Então Cristo pôde ser entronizado em sua vida. E para que nos
purifiquemos
e estejamos preparados para que ele assuma o controle é
preciso que o egoísmo, a autocompaixão, a justiça própria, a autosatisfação, a
importância própria e tudo que tenha a ver com o ego
sejam
entregues à morte. Não importa quem nós
somos, nem o que nós
sabemos. O que realmente importa é o que somos diante
do inescrutável
Deus. Se desagradarmos a Deus, não importa a quem vamos
agradar.
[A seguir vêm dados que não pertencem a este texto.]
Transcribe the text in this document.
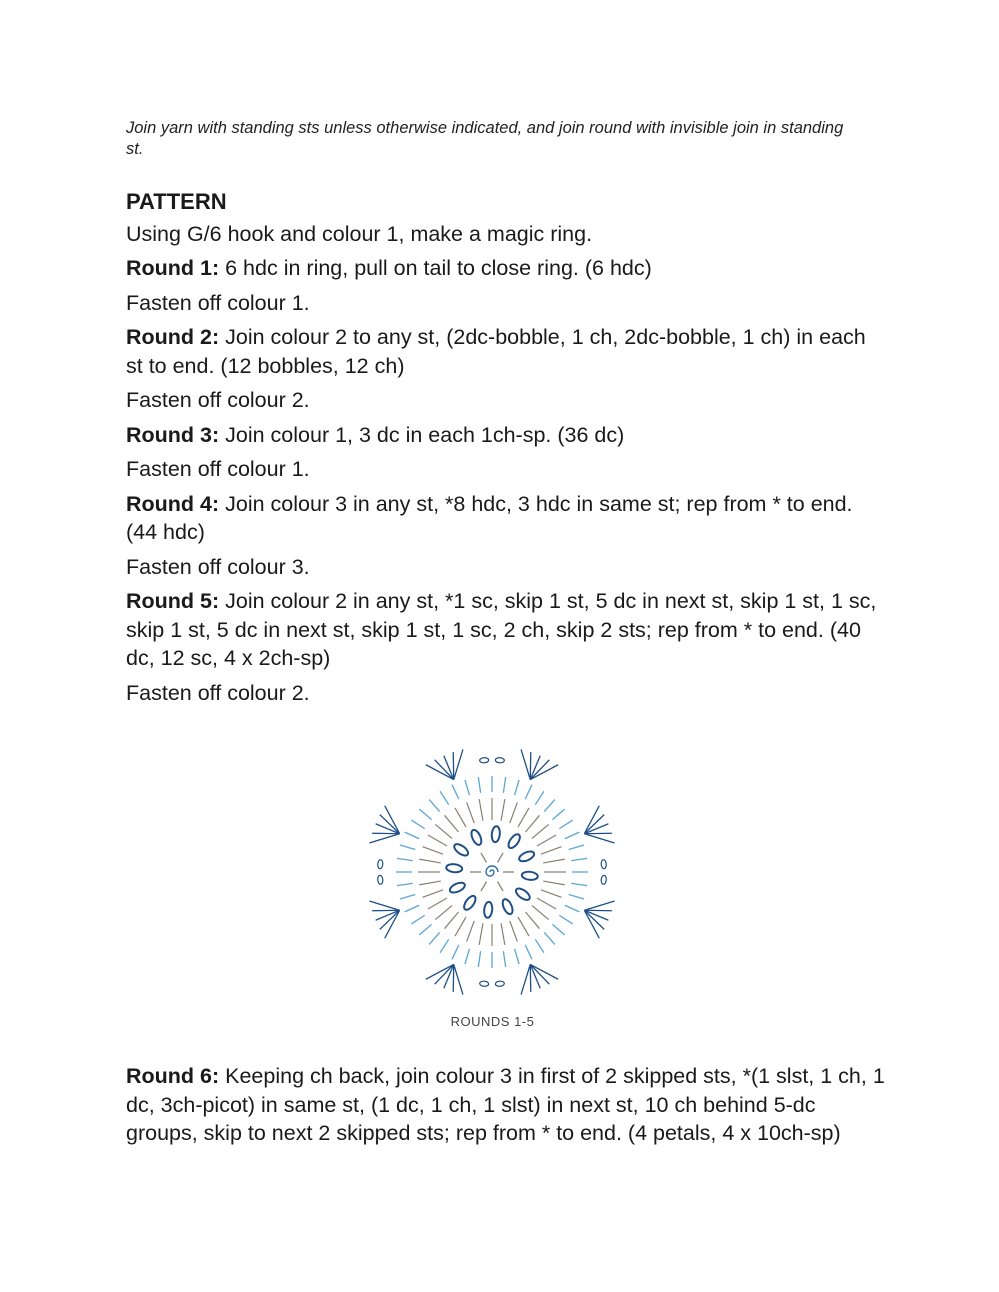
Join yarn with standing sts unless otherwise indicated, and join round with invisible join in standing st.
PATTERN
Using G/6 hook and colour 1, make a magic ring.
Round 1: 6 hdc in ring, pull on tail to close ring. (6 hdc)
Fasten off colour 1.
Round 2: Join colour 2 to any st, (2dc-bobble, 1 ch, 2dc-bobble, 1 ch) in each st to end. (12 bobbles, 12 ch)
Fasten off colour 2.
Round 3: Join colour 1, 3 dc in each 1ch-sp. (36 dc)
Fasten off colour 1.
Round 4: Join colour 3 in any st, *8 hdc, 3 hdc in same st; rep from * to end. (44 hdc)
Fasten off colour 3.
Round 5: Join colour 2 in any st, *1 sc, skip 1 st, 5 dc in next st, skip 1 st, 1 sc, skip 1 st, 5 dc in next st, skip 1 st, 1 sc, 2 ch, skip 2 sts; rep from * to end. (40 dc, 12 sc, 4 x 2ch-sp)
Fasten off colour 2.
ROUNDS 1-5
Round 6: Keeping ch back, join colour 3 in first of 2 skipped sts, *(1 slst, 1 ch, 1 dc, 3ch-picot) in same st, (1 dc, 1 ch, 1 slst) in next st, 10 ch behind 5-dc groups, skip to next 2 skipped sts; rep from * to end. (4 petals, 4 x 10ch-sp)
E se agradarmos a ele, não importa a quem vamos desagradar.
Aquilo que podemos chegar a ser pela
nossa união com Cristo
é uma coisa; mas aquilo que somos é
outra muito diferente.
Encontro-me
profundamente insatisfeito com o que sou. Se você está satisfeito,
então tenha compaixão deste seu irmão mais fraco, e ore por
mim. Existe
um tipo de fé que é natural, intelectual e lógica; e existe também
a fé que é espiritual. De que adianta pregarmos a Palavra, se no
momento em que a anunciamos não temos uma fé viva para comunicar-lhe
vida? “A letra mata”. Iremos nós adicionar mais morte à
morte? O maior benfeitor do homem hoje será aquele que puder trazer
o inestimável poder de Deus para esse cristianismo orgulhoso
e sem
poder que vivenciamos hoje. A promessa de Deus ainda está de
pé: “O povo que conhece ao seu Deus se tornará forte e ativo” (Dn 11.32).
E se algum de nós conhecer a Deus, então “coitado de você, Lúcifer!”